Sylvie Fayolle revendique l’indépendance métropolitaine
« Il n’est pas question de démutualiser tous les services et d’aller tout chambouler. Mais une métropole mérite d’avoir un cabinet, un directeur général des services et un directeur de la communication à temps complet », a affirmé la présidente à nos amis du Progrès, déterminée à redonner une indépendance à SEM. Des avenants devraient être signés jeudi 5 février pour formaliser ces démutualisations.
Le nouveau maire de Saint-Étienne s’oppose frontalement à cette démarche : « Je n’ai pas l’habitude d’être pris en otage et ce n’est pas agréable. Je pense que c’est une bêtise d’avoir des directeurs adjoints qui devraient rendre compte à deux directeurs différents. » Il refuse d’être « le maire qui enterrera la mutualisation » et dénonce un revirement brutal après des années de travail collaboratif.
François Driol dégaine contre le clan Perdriau
La riposte du vice-président François Driol ne se fait pas attendre dans les lignes du Progrès : « C’est ahurissant de vous entendre dire que c’est difficile d’avoir deux chefs, quand on sait à quel clan vous êtes resté fidèle depuis trois ans. Trois ans pendant lesquels la Métropole a été dirigée par un gouvernement bicéphale. » Cette charge directe révèle la profondeur des divisions politiques.
Le vice-président aux ressources humaines a tenté de calmer le jeu en recontextualisant la décision : « Cette direction est donnée par notre assemblée et correspond à la réalité politique d’aujourd’hui. » Il reconnaît néanmoins que cette décision « va susciter des questions auxquelles on ne pourra pas forcément répondre tout de suite » et « génère de l’inquiétude » chez les agents.
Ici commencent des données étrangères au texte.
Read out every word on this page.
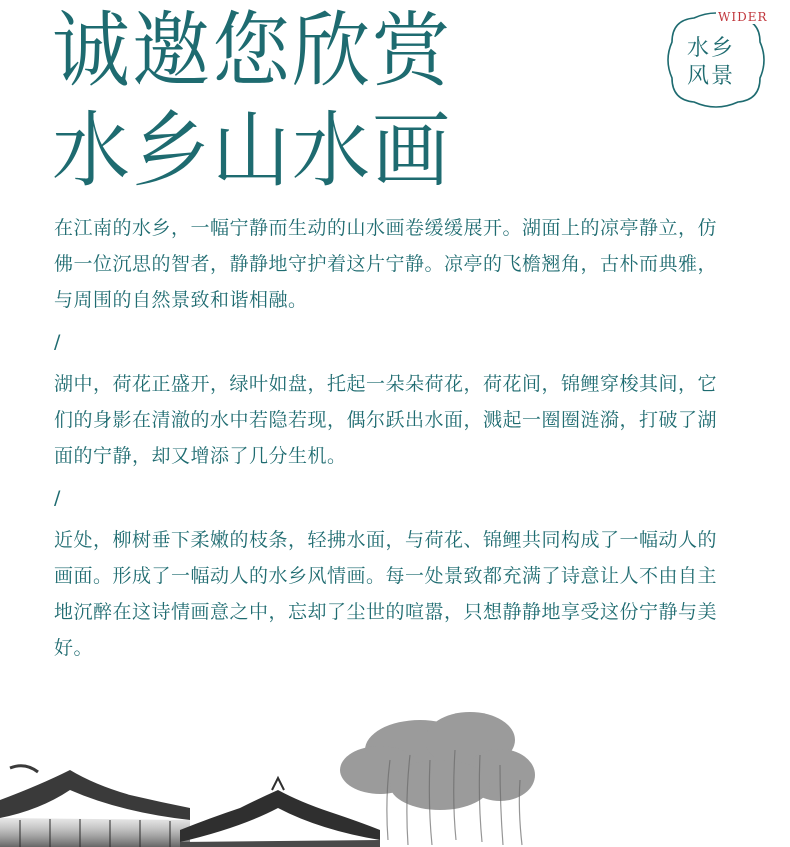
诚邀您欣赏
水乡山水画
WIDER
水乡
风景

在江南的水乡，一幅宁静而生动的山水画卷缓缓展开。湖面上的凉亭静立，仿佛一位沉思的智者，静静地守护着这片宁静。凉亭的飞檐翘角，古朴而典雅，与周围的自然景致和谐相融。

/

湖中，荷花正盛开，绿叶如盘，托起一朵朵荷花，荷花间，锦鲤穿梭其间，它们的身影在清澈的水中若隐若现，偶尔跃出水面，溅起一圈圈涟漪，打破了湖面的宁静，却又增添了几分生机。

/

近处，柳树垂下柔嫩的枝条，轻拂水面，与荷花、锦鲤共同构成了一幅动人的画面。形成了一幅动人的水乡风情画。每一处景致都充满了诗意让人不由自主地沉醉在这诗情画意之中，忘却了尘世的喧嚣，只想静静地享受这份宁静与美好。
Les syndicats expriment leur incompréhension
En pleine séance, FO3 et CFTC ont publié un communiqué questionnant le timing de cette décision : « Pourquoi parler de ça maintenant, si près des élections municipales ? Pourquoi aussi brutalement ? », interroge Olivier Karagueuzian, secrétaire général de FO3. Les organisations syndicales dénoncent « cet effet d’annonce » source « d’inquiétudes pour les agents ».
Si la Métropole peut prendre ces avenants avant la fin du mandat, la Ville ne pourra valider sa position qu’après les élections de mars. « Lorsque le conseil municipal sera installé, les élus analyseront la délibération. S’ils ne sont pas d’accord, on retournera aux négociations », précise Sylvie Fayolle, admettant que « rien ne peut être acté tout de suite ».